Although good-willed, whether aid is being provided for observing human rights, or for fighting “softly” or “aggressively” communism, the fact of the matter is, money is coming in, and no one knows where it is going. This creates an economic foundation for any political system to act accordingly to their interests, especially if there is sudden change in foreign policy--like what happened after Carter with the election of Richard Nixon.

Reagan: Re-energizing Tension & the Return of the Hard-Liner Approach

The election of Ronald Reagan surely meant trouble for Latin America. Through his critiques of “softness” on behalf of the U.S towards communism under the Carter Administration. Reagan sought out to establish the U.S as a hard-liner against communism, because of the lack of attention on behalf of U.S could result in a massive overtake of the Left in Central America.
With substantial flows of revenue provided by the Carter Administration and the aggressive shift in the Reagan Administration, and the rise of the FMLN as a guerrilla group. Regan committed his Administration to taking down the communists. Reagan increased the amount of aid going to El Salvador, not for “human rights” but for military aid to fight the FMLN and other Leftist groups forming against the Salvadorian government. In addition, CIA operative began to train the Salvadorian army.
This radical shift highlights that as long as aid was being provided, despite ideology, it funded the Salvadorian government for its political interest, having nothing to do, of course, with the people of El Salvador.

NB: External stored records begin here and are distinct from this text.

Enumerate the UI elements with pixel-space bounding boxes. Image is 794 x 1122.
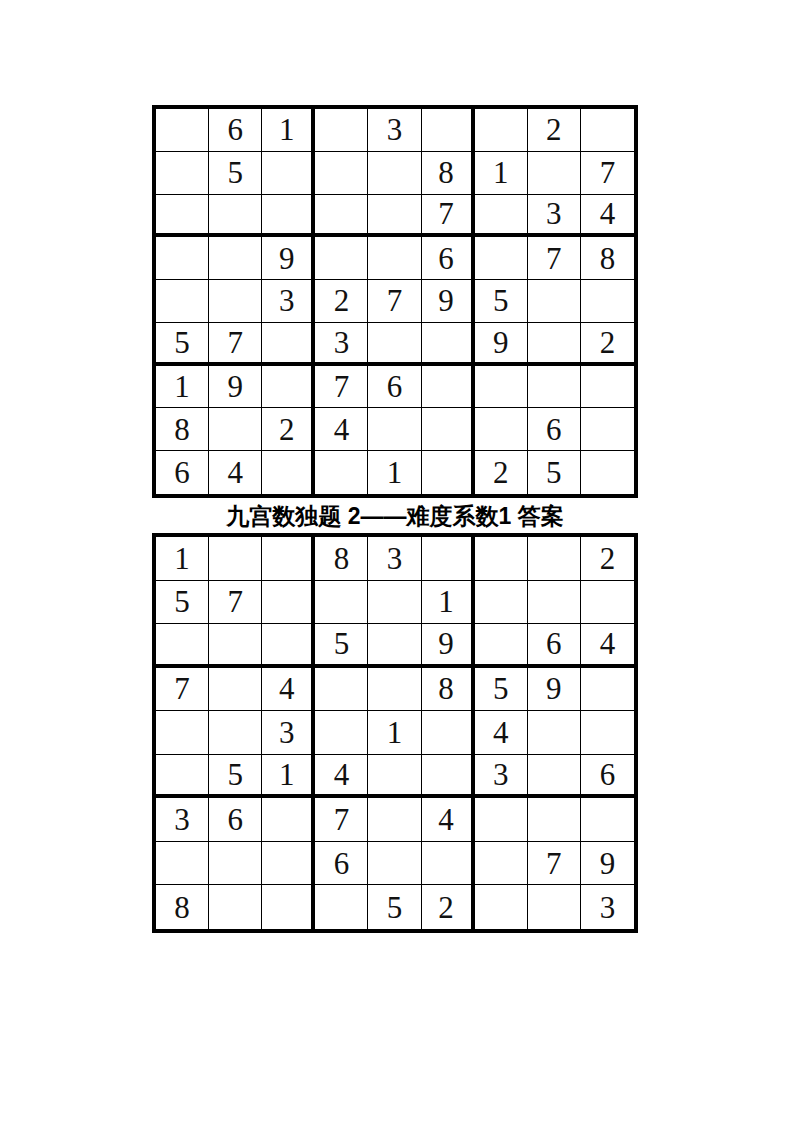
- cell-r5c4: [315, 711, 368, 755]
- cell-r1c9: 2: [581, 537, 634, 581]
- cell-r3c7: [475, 624, 528, 668]
- cell-r7c7: [475, 798, 528, 842]
- cell-r8c4: 4: [315, 408, 368, 451]
- cell-r6c3: [262, 323, 315, 366]
- cell-r9c7: [475, 885, 528, 929]
- cell-r5c9: [581, 280, 634, 323]
- cell-r3c3: [262, 624, 315, 668]
- cell-r2c5: [368, 581, 421, 625]
- cell-r5c3: 3: [262, 711, 315, 755]
- cell-r1c7: [475, 537, 528, 581]
- cell-r6c4: 4: [315, 755, 368, 799]
- cell-r3c7: [475, 195, 528, 238]
- cell-r9c3: [262, 451, 315, 494]
- cell-r2c6: 1: [422, 581, 475, 625]
- cell-r7c9: [581, 798, 634, 842]
- cell-r4c9: [581, 668, 634, 712]
- cell-r7c8: [528, 798, 581, 842]
- cell-r3c1: [156, 624, 209, 668]
- cell-r2c3: [262, 581, 315, 625]
- cell-r9c6: 2: [422, 885, 475, 929]
- cell-r1c7: [475, 109, 528, 152]
- cell-r9c1: 6: [156, 451, 209, 494]
- cell-r1c9: [581, 109, 634, 152]
- cell-r8c8: 6: [528, 408, 581, 451]
- cell-r4c5: [368, 668, 421, 712]
- cell-r1c2: [209, 537, 262, 581]
- cell-r3c9: 4: [581, 624, 634, 668]
- cell-r2c2: 5: [209, 152, 262, 195]
- cell-r9c5: 1: [368, 451, 421, 494]
- cell-r3c4: [315, 195, 368, 238]
- cell-r4c6: 6: [422, 237, 475, 280]
- cell-r1c2: 6: [209, 109, 262, 152]
- cell-r8c3: 2: [262, 408, 315, 451]
- cell-r5c7: 5: [475, 280, 528, 323]
- cell-r4c1: [156, 237, 209, 280]
- cell-r7c3: [262, 366, 315, 409]
- cell-r1c3: 1: [262, 109, 315, 152]
- cell-r3c1: [156, 195, 209, 238]
- cell-r9c2: [209, 885, 262, 929]
- cell-r5c1: [156, 711, 209, 755]
- cell-r6c6: [422, 323, 475, 366]
- cell-r2c7: [475, 581, 528, 625]
- cell-r2c3: [262, 152, 315, 195]
- cell-r1c6: [422, 537, 475, 581]
- cell-r7c5: 6: [368, 366, 421, 409]
- cell-r4c7: 5: [475, 668, 528, 712]
- cell-r3c2: [209, 624, 262, 668]
- sudoku-grid-top: 61325817734967832795573921976824664125: [152, 105, 638, 498]
- cell-r8c2: [209, 842, 262, 886]
- cell-r3c2: [209, 195, 262, 238]
- cell-r2c8: [528, 581, 581, 625]
- cell-r8c6: [422, 842, 475, 886]
- cell-r7c7: [475, 366, 528, 409]
- cell-r7c6: [422, 366, 475, 409]
- cell-r4c7: [475, 237, 528, 280]
- cell-r6c6: [422, 755, 475, 799]
- cell-r4c3: 4: [262, 668, 315, 712]
- cell-r8c4: 6: [315, 842, 368, 886]
- cell-r2c4: [315, 152, 368, 195]
- cell-r5c5: 7: [368, 280, 421, 323]
- cell-r5c6: [422, 711, 475, 755]
- cell-r7c2: 9: [209, 366, 262, 409]
- sudoku-grid-bottom: 18325715964748593145143636746798523: [152, 533, 638, 933]
- cell-r4c6: 8: [422, 668, 475, 712]
- cell-r5c9: [581, 711, 634, 755]
- cell-r2c5: [368, 152, 421, 195]
- cell-r1c8: [528, 537, 581, 581]
- cell-r8c8: 7: [528, 842, 581, 886]
- cell-r5c2: [209, 711, 262, 755]
- cell-r2c6: 8: [422, 152, 475, 195]
- cell-r4c4: [315, 237, 368, 280]
- cell-r4c4: [315, 668, 368, 712]
- cell-r6c9: 6: [581, 755, 634, 799]
- cell-r8c3: [262, 842, 315, 886]
- cell-r2c9: 7: [581, 152, 634, 195]
- cell-r1c3: [262, 537, 315, 581]
- cell-r6c8: [528, 323, 581, 366]
- cell-r7c1: 1: [156, 366, 209, 409]
- cell-r3c9: 4: [581, 195, 634, 238]
- cell-r8c9: [581, 408, 634, 451]
- cell-r3c6: 9: [422, 624, 475, 668]
- cell-r8c2: [209, 408, 262, 451]
- cell-r8c1: 8: [156, 408, 209, 451]
- cell-r2c1: 5: [156, 581, 209, 625]
- cell-r5c8: [528, 280, 581, 323]
- cell-r3c4: 5: [315, 624, 368, 668]
- cell-r9c8: 5: [528, 451, 581, 494]
- cell-r7c6: 4: [422, 798, 475, 842]
- cell-r3c5: [368, 195, 421, 238]
- cell-r6c1: 5: [156, 323, 209, 366]
- cell-r3c6: 7: [422, 195, 475, 238]
- cell-r8c7: [475, 842, 528, 886]
- cell-r6c7: 9: [475, 323, 528, 366]
- cell-r1c1: 1: [156, 537, 209, 581]
- cell-r3c8: 3: [528, 195, 581, 238]
- cell-r9c9: 3: [581, 885, 634, 929]
- cell-r6c4: 3: [315, 323, 368, 366]
- cell-r9c6: [422, 451, 475, 494]
- cell-r5c4: 2: [315, 280, 368, 323]
- cell-r7c3: [262, 798, 315, 842]
- cell-r8c7: [475, 408, 528, 451]
- cell-r6c3: 1: [262, 755, 315, 799]
- cell-r6c1: [156, 755, 209, 799]
- cell-r2c8: [528, 152, 581, 195]
- cell-r3c3: [262, 195, 315, 238]
- cell-r5c7: 4: [475, 711, 528, 755]
- cell-r3c5: [368, 624, 421, 668]
- cell-r6c2: 7: [209, 323, 262, 366]
- cell-r6c8: [528, 755, 581, 799]
- cell-r1c1: [156, 109, 209, 152]
- cell-r8c5: [368, 408, 421, 451]
- cell-r2c4: [315, 581, 368, 625]
- cell-r9c2: 4: [209, 451, 262, 494]
- cell-r1c8: 2: [528, 109, 581, 152]
- cell-r8c5: [368, 842, 421, 886]
- cell-r6c9: 2: [581, 323, 634, 366]
- cell-r4c3: 9: [262, 237, 315, 280]
- cell-r7c1: 3: [156, 798, 209, 842]
- cell-r1c6: [422, 109, 475, 152]
- cell-r7c2: 6: [209, 798, 262, 842]
- cell-r8c9: 9: [581, 842, 634, 886]
- cell-r7c4: 7: [315, 798, 368, 842]
- cell-r2c9: [581, 581, 634, 625]
- cell-r9c1: 8: [156, 885, 209, 929]
- cell-r9c7: 2: [475, 451, 528, 494]
- cell-r4c5: [368, 237, 421, 280]
- cell-r2c1: [156, 152, 209, 195]
- cell-r6c5: [368, 755, 421, 799]
- cell-r5c6: 9: [422, 280, 475, 323]
- cell-r1c5: 3: [368, 537, 421, 581]
- puzzle-caption: 九宫数独题 2——难度系数1 答案: [152, 501, 638, 531]
- cell-r7c9: [581, 366, 634, 409]
- cell-r9c9: [581, 451, 634, 494]
- cell-r9c4: [315, 885, 368, 929]
- cell-r5c2: [209, 280, 262, 323]
- cell-r9c8: [528, 885, 581, 929]
- cell-r4c2: [209, 237, 262, 280]
- cell-r8c1: [156, 842, 209, 886]
- cell-r4c2: [209, 668, 262, 712]
- cell-r5c3: 3: [262, 280, 315, 323]
- cell-r6c7: 3: [475, 755, 528, 799]
- cell-r7c5: [368, 798, 421, 842]
- cell-r2c7: 1: [475, 152, 528, 195]
- cell-r9c3: [262, 885, 315, 929]
- cell-r7c4: 7: [315, 366, 368, 409]
- document-page: 61325817734967832795573921976824664125 九…: [0, 0, 794, 1122]
- cell-r1c5: 3: [368, 109, 421, 152]
- cell-r4c8: 7: [528, 237, 581, 280]
- cell-r7c8: [528, 366, 581, 409]
- cell-r2c2: 7: [209, 581, 262, 625]
- cell-r9c5: 5: [368, 885, 421, 929]
- cell-r1c4: [315, 109, 368, 152]
- cell-r9c4: [315, 451, 368, 494]
- cell-r5c1: [156, 280, 209, 323]
- cell-r8c6: [422, 408, 475, 451]
- cell-r5c5: 1: [368, 711, 421, 755]
- cell-r6c5: [368, 323, 421, 366]
- cell-r6c2: 5: [209, 755, 262, 799]
- cell-r4c8: 9: [528, 668, 581, 712]
- cell-r3c8: 6: [528, 624, 581, 668]
- cell-r5c8: [528, 711, 581, 755]
- cell-r4c9: 8: [581, 237, 634, 280]
- cell-r1c4: 8: [315, 537, 368, 581]
- cell-r4c1: 7: [156, 668, 209, 712]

“El Mozote”: Caught in the Transition

On December 10, 1981, Salvadorian armed-forces, financed and trained by the U.S, arrived at El Mozote, a remote village in El Salvador, under a lead of FMLN activity in the area. When faced with a population of farmers of around 1,000 (some estimate), the Salvadorian forces proceeded to massacre the population over two days of interrogations concerning the FMLN’s whereabouts and activity.

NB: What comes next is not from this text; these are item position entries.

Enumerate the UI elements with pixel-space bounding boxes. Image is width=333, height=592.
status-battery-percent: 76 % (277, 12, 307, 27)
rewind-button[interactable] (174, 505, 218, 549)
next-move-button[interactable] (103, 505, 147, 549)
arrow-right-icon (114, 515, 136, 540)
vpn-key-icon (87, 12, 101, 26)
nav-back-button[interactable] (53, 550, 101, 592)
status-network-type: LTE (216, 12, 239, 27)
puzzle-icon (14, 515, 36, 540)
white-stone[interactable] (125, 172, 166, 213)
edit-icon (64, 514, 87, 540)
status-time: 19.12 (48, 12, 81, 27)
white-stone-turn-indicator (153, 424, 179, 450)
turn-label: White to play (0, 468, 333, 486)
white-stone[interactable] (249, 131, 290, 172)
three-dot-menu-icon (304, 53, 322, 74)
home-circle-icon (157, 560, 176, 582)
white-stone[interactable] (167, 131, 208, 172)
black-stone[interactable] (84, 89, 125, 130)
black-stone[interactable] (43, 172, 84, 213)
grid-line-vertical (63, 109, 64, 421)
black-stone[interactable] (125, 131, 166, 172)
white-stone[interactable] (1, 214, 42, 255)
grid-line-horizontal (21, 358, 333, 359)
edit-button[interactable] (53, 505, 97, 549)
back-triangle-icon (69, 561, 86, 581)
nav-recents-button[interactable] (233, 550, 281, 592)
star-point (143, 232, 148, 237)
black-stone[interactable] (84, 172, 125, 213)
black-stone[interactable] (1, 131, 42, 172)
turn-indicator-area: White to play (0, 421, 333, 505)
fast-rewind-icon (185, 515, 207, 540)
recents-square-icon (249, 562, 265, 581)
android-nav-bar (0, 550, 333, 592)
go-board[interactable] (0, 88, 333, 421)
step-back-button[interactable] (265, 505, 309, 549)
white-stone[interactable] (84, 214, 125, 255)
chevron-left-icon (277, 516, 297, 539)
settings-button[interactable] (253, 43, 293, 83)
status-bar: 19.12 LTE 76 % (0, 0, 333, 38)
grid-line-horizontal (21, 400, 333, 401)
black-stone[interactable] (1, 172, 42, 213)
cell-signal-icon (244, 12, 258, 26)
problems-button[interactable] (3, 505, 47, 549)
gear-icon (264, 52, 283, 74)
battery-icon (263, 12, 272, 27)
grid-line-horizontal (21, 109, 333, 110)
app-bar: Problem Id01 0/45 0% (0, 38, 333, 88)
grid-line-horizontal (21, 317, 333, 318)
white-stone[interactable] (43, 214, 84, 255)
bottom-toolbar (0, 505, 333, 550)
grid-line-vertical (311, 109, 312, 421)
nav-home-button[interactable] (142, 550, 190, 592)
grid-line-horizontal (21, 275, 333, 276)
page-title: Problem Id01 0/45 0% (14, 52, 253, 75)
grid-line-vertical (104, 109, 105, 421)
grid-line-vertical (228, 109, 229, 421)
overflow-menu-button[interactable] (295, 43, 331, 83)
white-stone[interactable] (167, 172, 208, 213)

Like Nixon, the Reagan Administration faced once again the “news has a kind of mystery” situation. How would the world react? Under the umbrella of spreading democracy and fighting the “evils” of the Left, we were partially responsible for the death of hundreds. And in the case of “El Mozote”, people that really had nothing to do with it.

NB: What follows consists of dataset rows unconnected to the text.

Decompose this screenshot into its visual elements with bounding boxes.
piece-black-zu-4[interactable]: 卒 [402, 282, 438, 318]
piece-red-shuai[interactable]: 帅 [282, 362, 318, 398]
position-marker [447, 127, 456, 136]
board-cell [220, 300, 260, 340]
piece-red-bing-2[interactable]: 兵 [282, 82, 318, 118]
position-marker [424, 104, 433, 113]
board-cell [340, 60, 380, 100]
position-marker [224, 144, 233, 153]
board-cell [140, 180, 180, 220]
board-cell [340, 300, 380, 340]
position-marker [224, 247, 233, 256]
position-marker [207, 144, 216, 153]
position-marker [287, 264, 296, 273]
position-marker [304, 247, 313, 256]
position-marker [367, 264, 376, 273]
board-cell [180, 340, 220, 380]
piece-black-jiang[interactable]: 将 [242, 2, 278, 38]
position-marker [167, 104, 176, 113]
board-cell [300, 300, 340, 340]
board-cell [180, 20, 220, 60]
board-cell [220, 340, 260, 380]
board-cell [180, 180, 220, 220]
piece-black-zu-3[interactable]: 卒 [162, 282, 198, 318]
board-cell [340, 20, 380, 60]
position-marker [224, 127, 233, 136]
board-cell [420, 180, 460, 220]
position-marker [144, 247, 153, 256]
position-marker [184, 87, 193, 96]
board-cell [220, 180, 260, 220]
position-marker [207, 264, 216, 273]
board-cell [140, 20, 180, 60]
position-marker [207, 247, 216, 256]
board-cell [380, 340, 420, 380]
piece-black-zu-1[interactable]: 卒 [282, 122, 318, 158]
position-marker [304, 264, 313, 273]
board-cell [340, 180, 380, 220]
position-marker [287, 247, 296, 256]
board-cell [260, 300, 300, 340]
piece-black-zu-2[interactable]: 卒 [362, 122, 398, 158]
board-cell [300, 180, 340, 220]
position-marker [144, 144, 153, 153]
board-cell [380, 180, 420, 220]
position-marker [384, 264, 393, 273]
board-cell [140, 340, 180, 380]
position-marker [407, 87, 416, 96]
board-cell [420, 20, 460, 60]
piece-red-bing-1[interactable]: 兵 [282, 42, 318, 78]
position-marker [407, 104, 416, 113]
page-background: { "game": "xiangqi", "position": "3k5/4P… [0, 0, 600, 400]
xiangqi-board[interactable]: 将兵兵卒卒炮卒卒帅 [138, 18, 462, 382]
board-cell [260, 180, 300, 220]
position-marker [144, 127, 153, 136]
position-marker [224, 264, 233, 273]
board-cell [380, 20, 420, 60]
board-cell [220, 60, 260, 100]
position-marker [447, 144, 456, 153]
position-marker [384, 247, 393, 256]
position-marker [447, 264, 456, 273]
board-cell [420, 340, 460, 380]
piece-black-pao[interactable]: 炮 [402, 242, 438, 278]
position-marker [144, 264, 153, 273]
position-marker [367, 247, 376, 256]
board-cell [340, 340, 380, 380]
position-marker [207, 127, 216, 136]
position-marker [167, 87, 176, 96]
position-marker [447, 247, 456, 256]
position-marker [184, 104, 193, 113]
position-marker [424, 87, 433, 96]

Although the U.S was clearly a large contributor to this horror, in a way, everyone was at fault. The events at El Mozote show that the innocent will always pay the price for battles of ideology. The people of El Mozote had nothing to do with this mess. The FMLN was partially to blame, as their activity in the area put many at risk. The Salvadorian forces were certainly at fault for showing such abysmal ethics and profound disregard for human rights. They really did apply brute force with no just cause. The people of El Mozote were not armed, were clearly not the leaders of a guerrilla group, the children who were slaughtered, women and girls who were raped and killed, and farmers who were gun-fired to death were not concerned with arguments of Right vs. Left. The were concerned with living their everyday lives. And, of course, the U.S was at fault for training and funding the Salvadorian armed-forces and intervening in El Salvador.

You would think that after such undeserved pain and suffering, the U.S would have stepped-back and reflected on our mistakes. On the contrary, the Reagan Administration worked to hide the massacre from the press. Similarly, the FMLN used the event as propaganda and the Salvadorian armed-forces did not admit fault.
The result was the death of hundreds for something they simply had no involvement in. Not knowing were to go or who to trust, the people of El Mozote paid with their lives.